Saving Shrikes from Extinction

The San Clemente loggerhead shrike is critically endangered.

The San Clemente loggerhead shrike is critically endangered.

Thanks to San Diego Zoo Global and the U.S. Navy, the San Clemente loggerhead shrike has been brought back from the brink of extinction. Listed as critically endangered in 1977 due primarily to loss of habitat from goats grazing on San Clemente Island, this subspecies of shrike has been the focus of a Navy-funded, intensive captive breeding and release program since 1991. Typically I spend my days in the Endocrinology Lab at the San Diego Zoo Institute for Conservation Research but was give the opportunity to visit the San Clemente Island Loggerhead Shrike Breeding Program for a day.

The shrike breeding facility is located about 10 miles south of the island’s airport (town). During our drive, I was struck by the lack of development. I can only imagine this is what San Diego looked like 100 years ago. I also imagined myself commuting to work every morning at 5 (they start early at the breeding facility!) on this small, two-lane road. Finally, we turned on a tiny dirt road that led to our destination. The facility is on the edge of a cliff about 1,300 feet above the ocean. It is quite impressive with arrays of breeding enclosures and a captive-rearing facility. The program has been very successful in breeding genetically valuable birds to help ensure the success of future generations.

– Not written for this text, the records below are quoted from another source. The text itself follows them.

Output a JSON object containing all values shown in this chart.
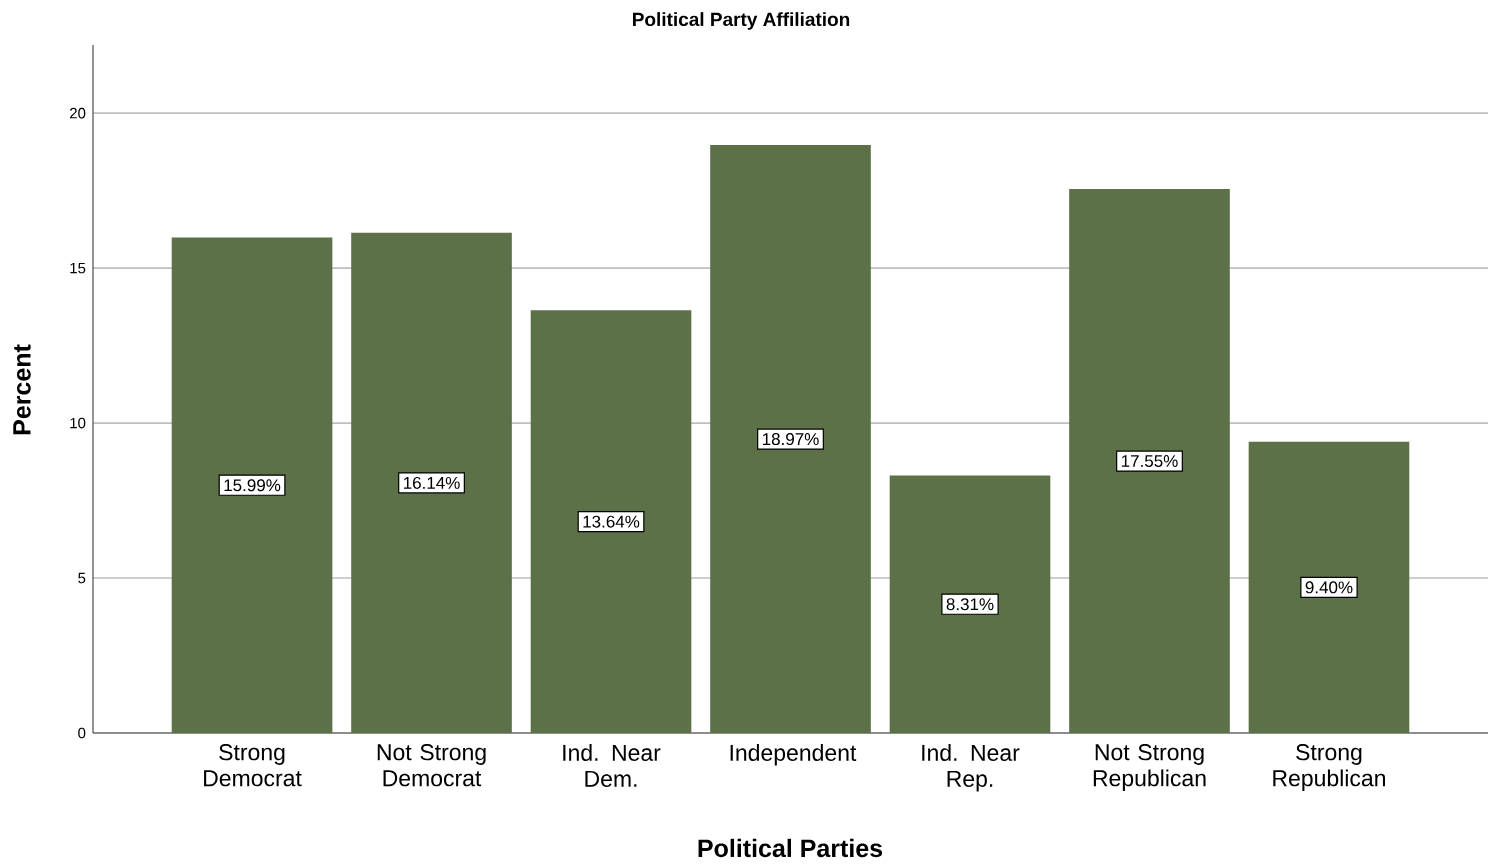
{
  "chart_data": {
    "type": "bar",
    "title": "Political Party Affiliation",
    "xlabel": "Political Parties",
    "ylabel": "Percent",
    "categories": [
      "Strong Democrat",
      "Not Strong Democrat",
      "Ind. Near Dem.",
      "Independent",
      "Ind. Near Rep.",
      "Not Strong Republican",
      "Strong Republican"
    ],
    "values": [
      15.99,
      16.14,
      13.64,
      18.97,
      8.31,
      17.55,
      9.4
    ],
    "value_labels": [
      "15.99%",
      "16.14%",
      "13.64%",
      "18.97%",
      "8.31%",
      "17.55%",
      "9.40%"
    ],
    "color": "#5c7148",
    "ylim": [
      0,
      22.2
    ],
    "yticks": [
      0,
      5,
      10,
      15,
      20
    ],
    "grid": "y"
  }
}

The staff members make every attempt to parent-rear and cross foster baby birds, but in the event these attempts are not successful, they are fully prepared to artificially incubate eggs and hand raise baby birds. The loggerhead shrike program has been highly successful, with approximately 125 breeding individuals currently in the wild. This year alone, 30 fledglings were released to add to the 152 wild fledglings the previous year produced. The program has been deemed a success, and captive-breeding efforts may soon come to a halt if Navy-supported population biologists determine that the wild population could be self-sustaining.

The shrike breeding facility has been very successful.

The shrike breeding facility has been very successful.

I feel fortunate to have gotten an opportunity to experience San Clemente Island through the eyes of San Diego Zoo Global employees who spend their days trying to save the shrike from the brink of extinction. This experience opened my eyes to the hard work and dedication required for a successful captive-breeding program. It also introduced me to an illusive island right off San Diego’s coast. For that I am very appreciative. Thanks to San Diego Zoo Global and the U.S. Navy, the San Clemente loggerhead shrike has a bright and productive future!